Commercial side of holidays takes over with emphasis on gift-giving

Monday, December 11 2006, 12:19 AM EST

Contributed by: Michael Miller

REASON FOR THE SEASON
REASON FOR THE SEASON
A Christmas conflict older than whether to say "Happy Holidays" - older even than legal battles over nativity scenes on courthouse lawns - involves the annual spending of billions of dollars.

The National Retail Federation estimates that $439.5 billion will be spent on winter holiday gifts this year, most of it on gifts for family and friends. In the case of Christmas, it's just another occurrence of the annual conflict of materialism with the "reason for the season."

In other words, should the birth of a defender of the downtrodden and poor be celebrated by buying Xbox 360s, Internet-ready cell phones and golf bags?

Extravagant gift-buying and gift-giving at Christmas makes sense in some ways, experts say, but it also can be done differently.

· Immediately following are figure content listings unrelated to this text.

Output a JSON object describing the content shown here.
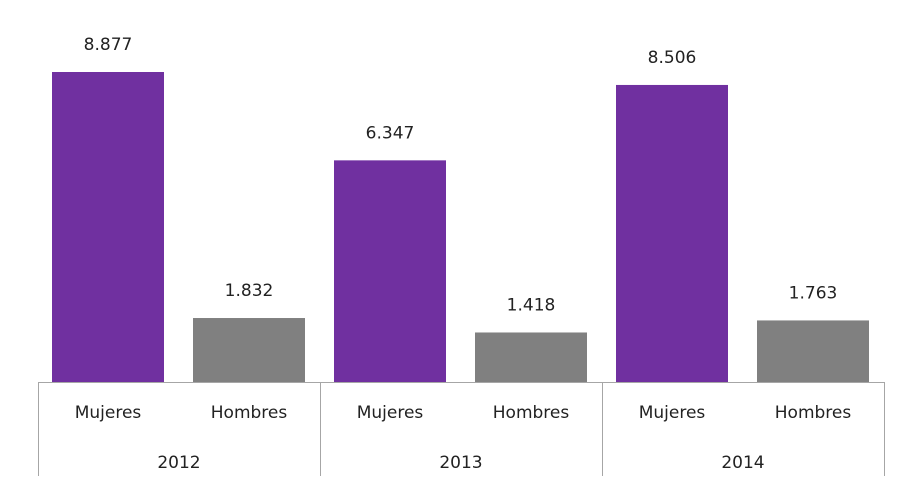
{
  "chart_data": {
    "type": "bar",
    "categories": [
      "2012",
      "2013",
      "2014"
    ],
    "series": [
      {
        "name": "Mujeres",
        "color": "#7030a0",
        "values": [
          8877,
          6347,
          8506
        ],
        "value_labels": [
          "8.877",
          "6.347",
          "8.506"
        ]
      },
      {
        "name": "Hombres",
        "color": "#808080",
        "values": [
          1832,
          1418,
          1763
        ],
        "value_labels": [
          "1.832",
          "1.418",
          "1.763"
        ]
      }
    ]
  }
}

"To me, it seems highly symbolic as an expression of abundance, and that can be a good thing," said Stephen Webb, author of "The Gifting God: A Trinitarian Ethics of Excess" and professor of religion at Wabash College in Indiana.

"The celebration of abundance is built into religion and Christianity that God is the source of all good gifts, that we are given everything we need, so surrounding ourselves with presents is one very legitimate, concrete way of acknowledging the gifted way of all reality.

"On the other hand, it does seem to lack a certain kind of reality, because most of these gifts are things that we don't really need, and we tend to overgive to children nowadays to compensate for the busy-ness of our lives and lack of times we spend with them."

Bill McKibben, author of "Hundred Dollar Holiday: The Case for a More Joyful Christmas," said the last thing that Americans need is more "stuff."

"We need quiet, time with our families, time for reflection, time in nature - all the things obscured by a mall-oriented commercial Christmas," McKibben said.

Yet, with U.S. retailers depending on spending for the winter holidays - Thanksgiving, Christmas, Hanukkah and Kwaanza - for an average 19.8 percent of their annual income, a drastic cut in Americans' spending at that time of the year might come as too much of a shock to the economy, McKibben said.

"If it happened overnight, it would take its toll," he said. But, he added: "It's obviously not going to happen overnight, and so I have no doubt that capitalism will adjust accordingly. It's hard to imagine that our national economic system would depend on celebrating the birth of a man who told us to give our money to the poor and follow him by awarding each other motorized spice racks and five irons."

Gift-giving, especially in excess, doesn't just have financial and material impact, though. It affects relationships, according to Dr. Leigh Eric Schmidt of Princeton University.

"There's always this sense in which the gift embodies the relationship, so people are anxious that they find the right thing that can somewhat represent what the relationship is like," Schmidt said. "The gift becomes a symbol. The danger is that it won't quite fit or won't quite work or that you won't quite find the right thing.

"These things are all there and in play on Christmas morning. If all goes well, relationships are confirmed and even enhanced."

The tradition of gift-giving at the end of the year is old, Schmidt said, but the excess is more recent.

"It's clear that from 1850 on, this really takes off," said the author of "Consumer Rites: The Buying and Selling of American Holidays."

"It really changes the psychology of the day, the experience of the day," Schmidt said.

If a child doesn't get a certain thing, for instance, the day seems incomplete and disappointing, he said.

"So you can get a kind of consumerist sensibility about it all," he said. "It's about longing for a particular thing or a particular good, hoping for it to be requited."

Changing the focus of Christmas helps, Schmidt said.

"There's a different feel to it if it's all focused on a family gathering or a community event or a worship service," he said.

And thinking about the poor, which many people do at this time of year, also should be an essential part of Christmas, Schmidt said.

"It does seem to me there is deep in the Christian message an attentiveness to 'the least of these,'" he said. "Any part of the celebration that can continue to honor that, that's to the public good and the good of the civil society and social fabric."